Greg: What is included in your judgmental sample or pre-coded set determines the effectiveness of the data in training the system. Random sampling is the easiest route because no real knowledge of the data is needed, but you can do a more effective training round if you have a good judgmental sample or pre-coded set. The key is getting a representative group of items from across the database representing as many different concepts as possible.

Which is more important: precision, recall, or overturn rate?

Kevin: In our experience, although precision and recall were discussed and monitored, the overturn rate was most important—particularly the stability of the overturn rate rather than the actual overturn rate itself. You want to minimize the volatility in the overturn rate with each round and see a plateau effect, or leveling off, of that stat.

Data collection rarely seems to be complete at the time I want to start a training set. How do you address this?

Greg: It is quite common that not all documents are present at the beginning of an assisted review project. This isn’t an issue at all because all of your example documents can be used against any set of documents. As the population grows, the system uses the same set of concepts it has learned from your progress so far against any new data. That means you can keep moving as new data comes in, instead of starting over.

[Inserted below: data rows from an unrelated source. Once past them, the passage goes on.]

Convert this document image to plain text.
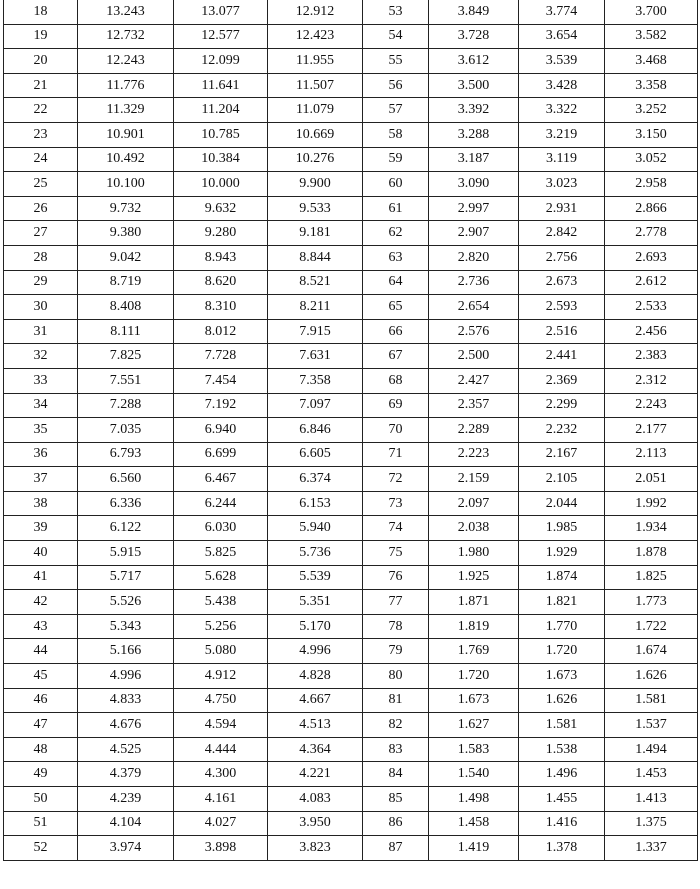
18	13.243	13.077	12.912	53	3.849	3.774	3.700
19	12.732	12.577	12.423	54	3.728	3.654	3.582
20	12.243	12.099	11.955	55	3.612	3.539	3.468
21	11.776	11.641	11.507	56	3.500	3.428	3.358
22	11.329	11.204	11.079	57	3.392	3.322	3.252
23	10.901	10.785	10.669	58	3.288	3.219	3.150
24	10.492	10.384	10.276	59	3.187	3.119	3.052
25	10.100	10.000	9.900	60	3.090	3.023	2.958
26	9.732	9.632	9.533	61	2.997	2.931	2.866
27	9.380	9.280	9.181	62	2.907	2.842	2.778
28	9.042	8.943	8.844	63	2.820	2.756	2.693
29	8.719	8.620	8.521	64	2.736	2.673	2.612
30	8.408	8.310	8.211	65	2.654	2.593	2.533
31	8.111	8.012	7.915	66	2.576	2.516	2.456
32	7.825	7.728	7.631	67	2.500	2.441	2.383
33	7.551	7.454	7.358	68	2.427	2.369	2.312
34	7.288	7.192	7.097	69	2.357	2.299	2.243
35	7.035	6.940	6.846	70	2.289	2.232	2.177
36	6.793	6.699	6.605	71	2.223	2.167	2.113
37	6.560	6.467	6.374	72	2.159	2.105	2.051
38	6.336	6.244	6.153	73	2.097	2.044	1.992
39	6.122	6.030	5.940	74	2.038	1.985	1.934
40	5.915	5.825	5.736	75	1.980	1.929	1.878
41	5.717	5.628	5.539	76	1.925	1.874	1.825
42	5.526	5.438	5.351	77	1.871	1.821	1.773
43	5.343	5.256	5.170	78	1.819	1.770	1.722
44	5.166	5.080	4.996	79	1.769	1.720	1.674
45	4.996	4.912	4.828	80	1.720	1.673	1.626
46	4.833	4.750	4.667	81	1.673	1.626	1.581
47	4.676	4.594	4.513	82	1.627	1.581	1.537
48	4.525	4.444	4.364	83	1.583	1.538	1.494
49	4.379	4.300	4.221	84	1.540	1.496	1.453
50	4.239	4.161	4.083	85	1.498	1.455	1.413
51	4.104	4.027	3.950	86	1.458	1.416	1.375
52	3.974	3.898	3.823	87	1.419	1.378	1.337
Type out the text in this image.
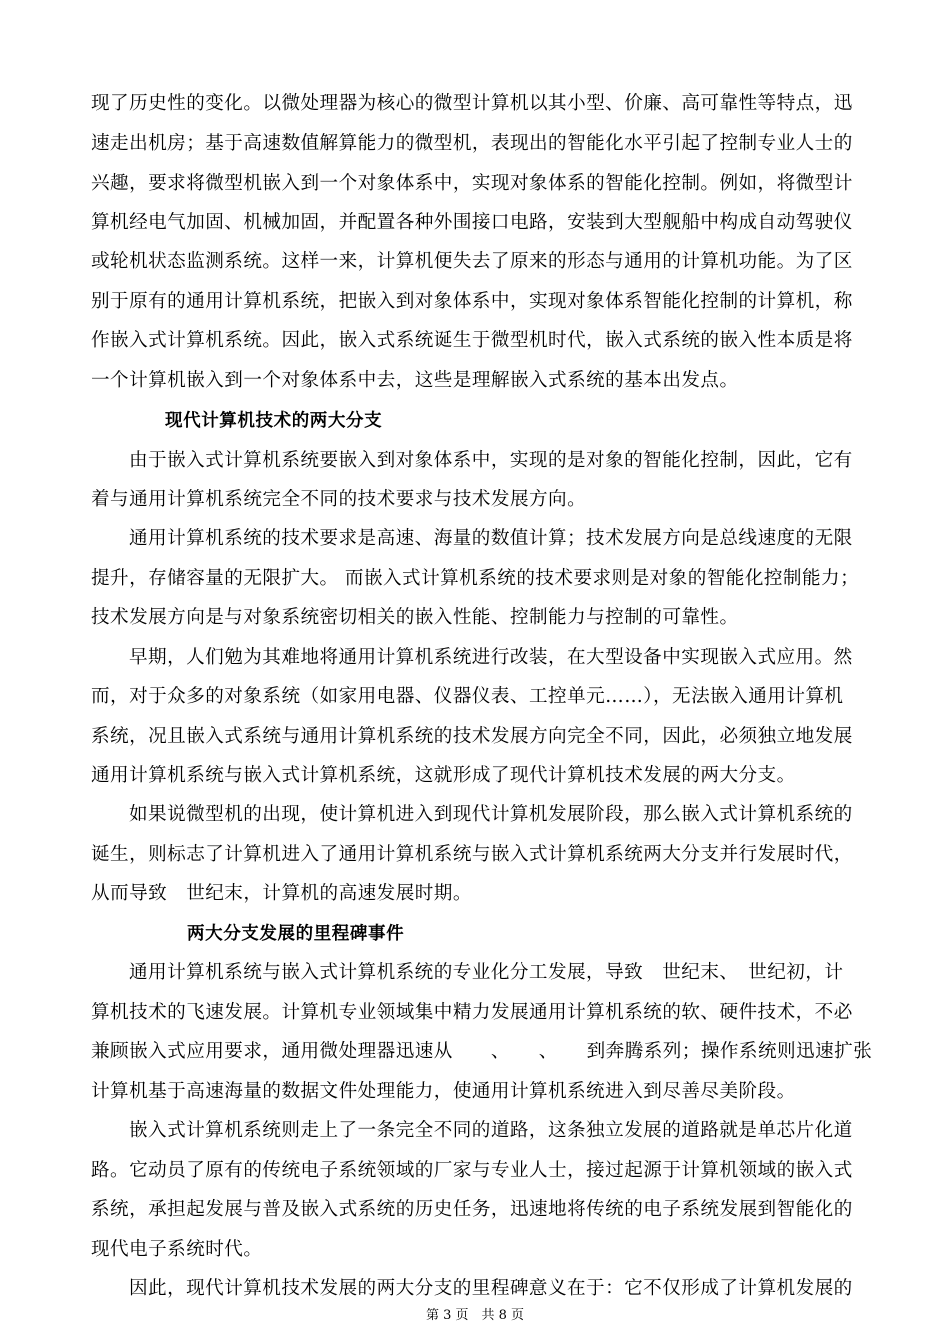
现了历史性的变化。以微处理器为核心的微型计算机以其小型、价廉、高可靠性等特点，迅
速走出机房；基于高速数值解算能力的微型机，表现出的智能化水平引起了控制专业人士的
兴趣，要求将微型机嵌入到一个对象体系中，实现对象体系的智能化控制。例如，将微型计
算机经电气加固、机械加固，并配置各种外围接口电路，安装到大型舰船中构成自动驾驶仪
或轮机状态监测系统。这样一来，计算机便失去了原来的形态与通用的计算机功能。为了区
别于原有的通用计算机系统，把嵌入到对象体系中，实现对象体系智能化控制的计算机，称
作嵌入式计算机系统。因此，嵌入式系统诞生于微型机时代，嵌入式系统的嵌入性本质是将
一个计算机嵌入到一个对象体系中去，这些是理解嵌入式系统的基本出发点。
现代计算机技术的两大分支
由于嵌入式计算机系统要嵌入到对象体系中，实现的是对象的智能化控制，因此，它有
着与通用计算机系统完全不同的技术要求与技术发展方向。
通用计算机系统的技术要求是高速、海量的数值计算；技术发展方向是总线速度的无限
提升，存储容量的无限扩大。 而嵌入式计算机系统的技术要求则是对象的智能化控制能力；
技术发展方向是与对象系统密切相关的嵌入性能、控制能力与控制的可靠性。
早期，人们勉为其难地将通用计算机系统进行改装，在大型设备中实现嵌入式应用。然
而，对于众多的对象系统（如家用电器、仪器仪表、工控单元……），无法嵌入通用计算机
系统，况且嵌入式系统与通用计算机系统的技术发展方向完全不同，因此，必须独立地发展
通用计算机系统与嵌入式计算机系统，这就形成了现代计算机技术发展的两大分支。
如果说微型机的出现，使计算机进入到现代计算机发展阶段，那么嵌入式计算机系统的
诞生，则标志了计算机进入了通用计算机系统与嵌入式计算机系统两大分支并行发展时代，
从而导致　世纪末，计算机的高速发展时期。
两大分支发展的里程碑事件
通用计算机系统与嵌入式计算机系统的专业化分工发展，导致　世纪末、　世纪初，计
算机技术的飞速发展。计算机专业领域集中精力发展通用计算机系统的软、硬件技术，不必
兼顾嵌入式应用要求，通用微处理器迅速从　　、　　、　　到奔腾系列；操作系统则迅速扩张
计算机基于高速海量的数据文件处理能力，使通用计算机系统进入到尽善尽美阶段。
嵌入式计算机系统则走上了一条完全不同的道路，这条独立发展的道路就是单芯片化道
路。它动员了原有的传统电子系统领域的厂家与专业人士，接过起源于计算机领域的嵌入式
系统，承担起发展与普及嵌入式系统的历史任务，迅速地将传统的电子系统发展到智能化的
现代电子系统时代。
因此，现代计算机技术发展的两大分支的里程碑意义在于：它不仅形成了计算机发展的
第 3 页　共 8 页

Is there an obligation to divulge the use of predictive coding in responding to a second request?

Ignatius: The DOJ is pretty clear on this point when issuing requests for additional information and documentary material:

If the company or its agent uses or intends to use software or technology to identify or eliminate potentially responsive documents and information produced in response to this Request, including but not limited to search terms, predictive coding, near-deduplication, deduplication, and email threading, the company must provide a detailed description of the method(s) used to conduct all or any part of the search. [...] The Department strongly recommends that the company provide these items prior to conducting its collection of potentially responsive information and consult with the Department to avoid omissions that would cause the company's response to be deemed deficient. (http://www.justice.gov/atr/public/242694.htm)

This stance may differ among other regulatory agencies, but I would always carefully review their specifications, subpoena, and any other documents setting forth guidance.

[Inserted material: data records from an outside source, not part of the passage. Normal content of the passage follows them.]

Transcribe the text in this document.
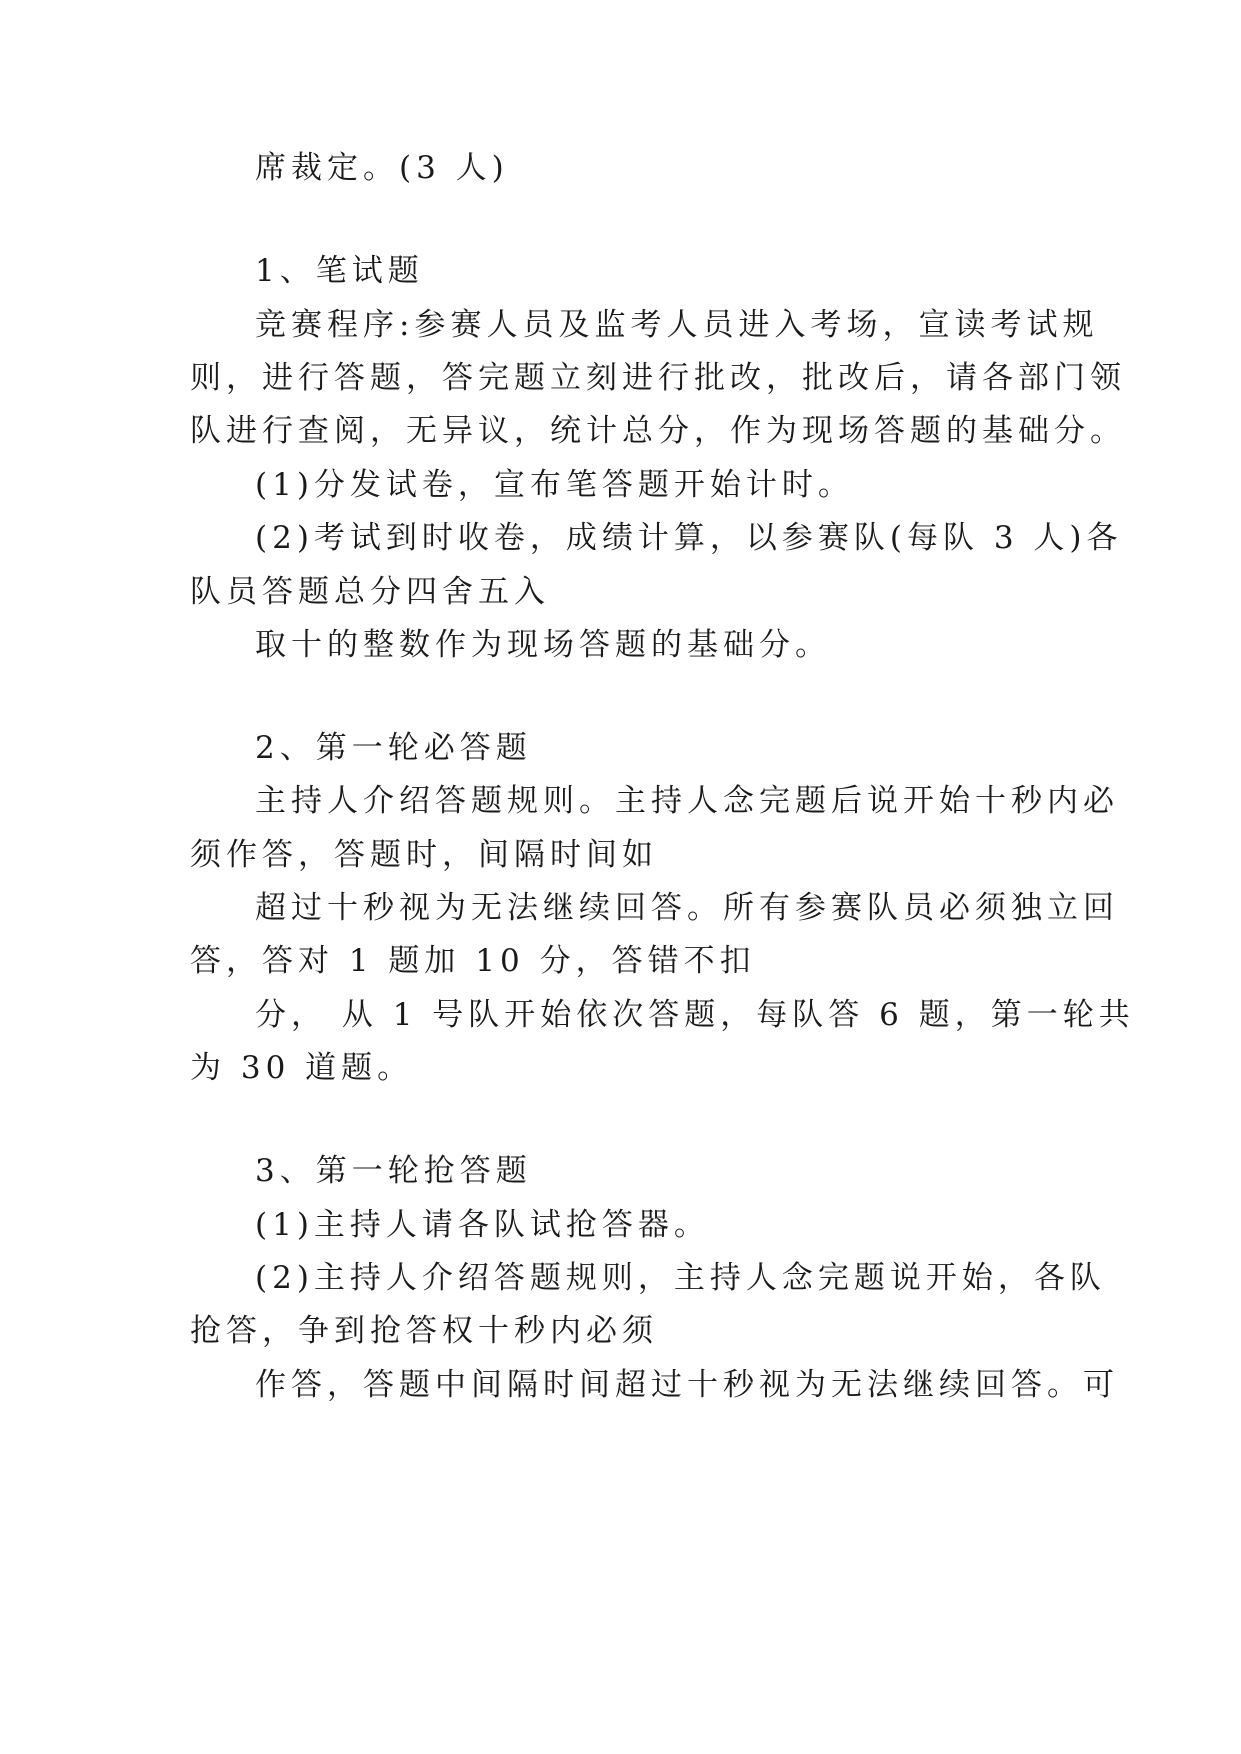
席裁定。(3 人)
1、笔试题
竞赛程序:参赛人员及监考人员进入考场，宣读考试规
则，进行答题，答完题立刻进行批改，批改后，请各部门领
队进行查阅，无异议，统计总分，作为现场答题的基础分。
(1)分发试卷，宣布笔答题开始计时。
(2)考试到时收卷，成绩计算，以参赛队(每队 3 人)各
队员答题总分四舍五入
取十的整数作为现场答题的基础分。
2、第一轮必答题
主持人介绍答题规则。主持人念完题后说开始十秒内必
须作答，答题时，间隔时间如
超过十秒视为无法继续回答。所有参赛队员必须独立回
答，答对 1 题加 10 分，答错不扣
分， 从 1 号队开始依次答题，每队答 6 题，第一轮共
为 30 道题。
3、第一轮抢答题
(1)主持人请各队试抢答器。
(2)主持人介绍答题规则，主持人念完题说开始，各队
抢答，争到抢答权十秒内必须
作答，答题中间隔时间超过十秒视为无法继续回答。可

How does the withholding of privileged documents play into a production for a second request, if at all?

John: Attorney work product and attorney-client privileged communications may be withheld from the document production to protect those analyses and communications from disclosure and allow counsel and the parties to freely evaluate the legal issues presented without concern for compromising their position. When documents are withheld on this basis, the parties are required to provide a privilege log identifying the withheld documents.

Greg Houston is a member of kCura’s advice team, providing guidance on customized e-discovery workflows and best practices. He has more than 12 years of experience in litigation support and e-discovery.